I too like to play U2 in the OR, especially on a long case such as 360 macular rotation. However, I play music less and less, and if so, it is usually classical (with the exception of Jimi Hendrix for enucleations). I found that the OR staff and my assistant are too easily distracted if the music had any type of beat. This really hit home to me when several years ago, doing an exceptionally diffcult case in Saudi Arabia, I raised my head from the microscope, and upon looking around, saw everyone from the nursing staff to the anesthetist bopping their head to the beat, eyes staring blankly... I felt as though I was in some kind of a Rave hall. That was the day the music died for me in the OR....While in Surgery, Do You Prefer Abba or Verdi? - New York Times: "'You're basically sending a message to the people around you that it's a cool place to be,' he said. 'I found I get a lot done when I have U2 in the background,' he said. He does take care to lower the volume when the patient enters the room, and he sometimes asks for requests."
3 comments:
Like most things, balance is important.
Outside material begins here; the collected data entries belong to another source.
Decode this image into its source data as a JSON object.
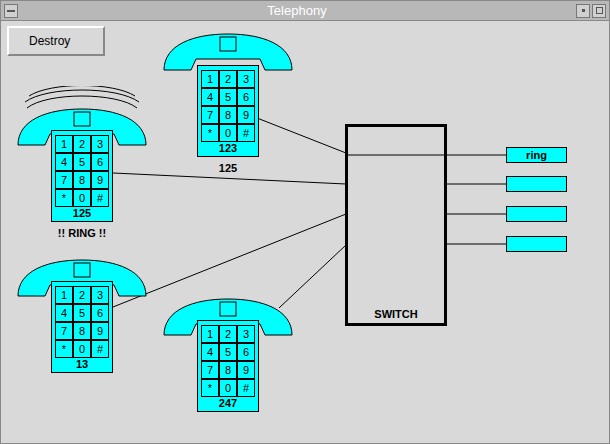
{
  "window": {
    "title": "Telephony"
  },
  "buttons": [
    "Destroy"
  ],
  "keypad": [
    "1",
    "2",
    "3",
    "4",
    "5",
    "6",
    "7",
    "8",
    "9",
    "*",
    "0",
    "#"
  ],
  "phones": [
    {
      "display": "123",
      "label": "125",
      "off_hook": true,
      "ringing": false
    },
    {
      "display": "125",
      "label": "!! RING !!",
      "off_hook": false,
      "ringing": true
    },
    {
      "display": "13",
      "label": "",
      "off_hook": false,
      "ringing": false
    },
    {
      "display": "247",
      "label": "",
      "off_hook": false,
      "ringing": false
    }
  ],
  "switch": {
    "label": "SWITCH"
  },
  "lines": [
    {
      "status": "ring",
      "connected": true
    },
    {
      "status": "",
      "connected": false
    },
    {
      "status": "",
      "connected": false
    },
    {
      "status": "",
      "connected": false
    }
  ]
}
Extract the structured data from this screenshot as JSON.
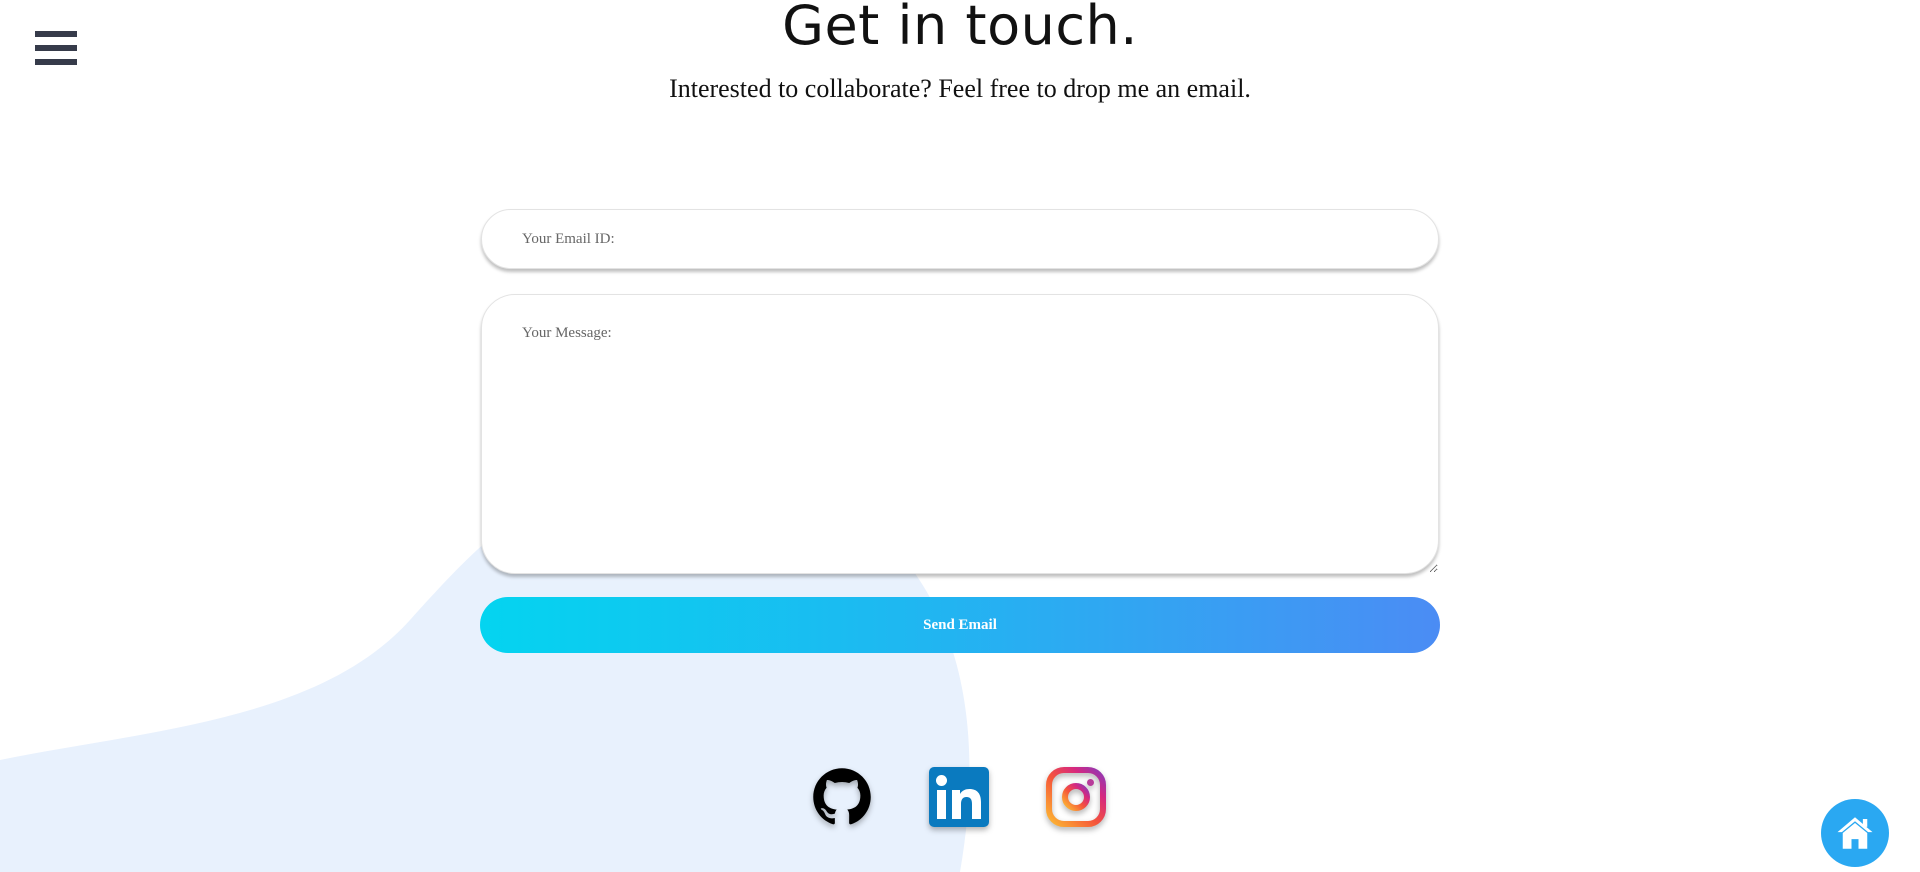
{
  "header": {
    "title": "Get in touch.",
    "subtitle": "Interested to collaborate? Feel free to drop me an email."
  },
  "form": {
    "email_placeholder": "Your Email ID:",
    "message_placeholder": "Your Message:",
    "send_label": "Send Email"
  },
  "social": {
    "items": [
      {
        "icon": "github-icon",
        "label": "GitHub"
      },
      {
        "icon": "linkedin-icon",
        "label": "LinkedIn"
      },
      {
        "icon": "instagram-icon",
        "label": "Instagram"
      }
    ]
  },
  "nav": {
    "menu_icon": "hamburger-menu-icon",
    "home_icon": "home-icon"
  },
  "colors": {
    "button_gradient_start": "#04d4f0",
    "button_gradient_end": "#4b8cf4",
    "background_blob": "#e8f1fd",
    "menu_icon": "#363b4a",
    "home_button": "#2aa8f2"
  }
}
For me, I don't really like to operate in silence. My team knows that glam-rock bands with singers that sound like cats being stepped on are bad for the eye, but otherwise just about everything goes.
"Music to enucleate by"--I'll have to think about that one--maybe Shostakovitch's 8th symphony--or maybe Hendrix...
S.A.
I just listened to a snippet of Shostakovich's 8th in Cminor--I could enucleate to that as well (and perhaps with a bit more elegance?!)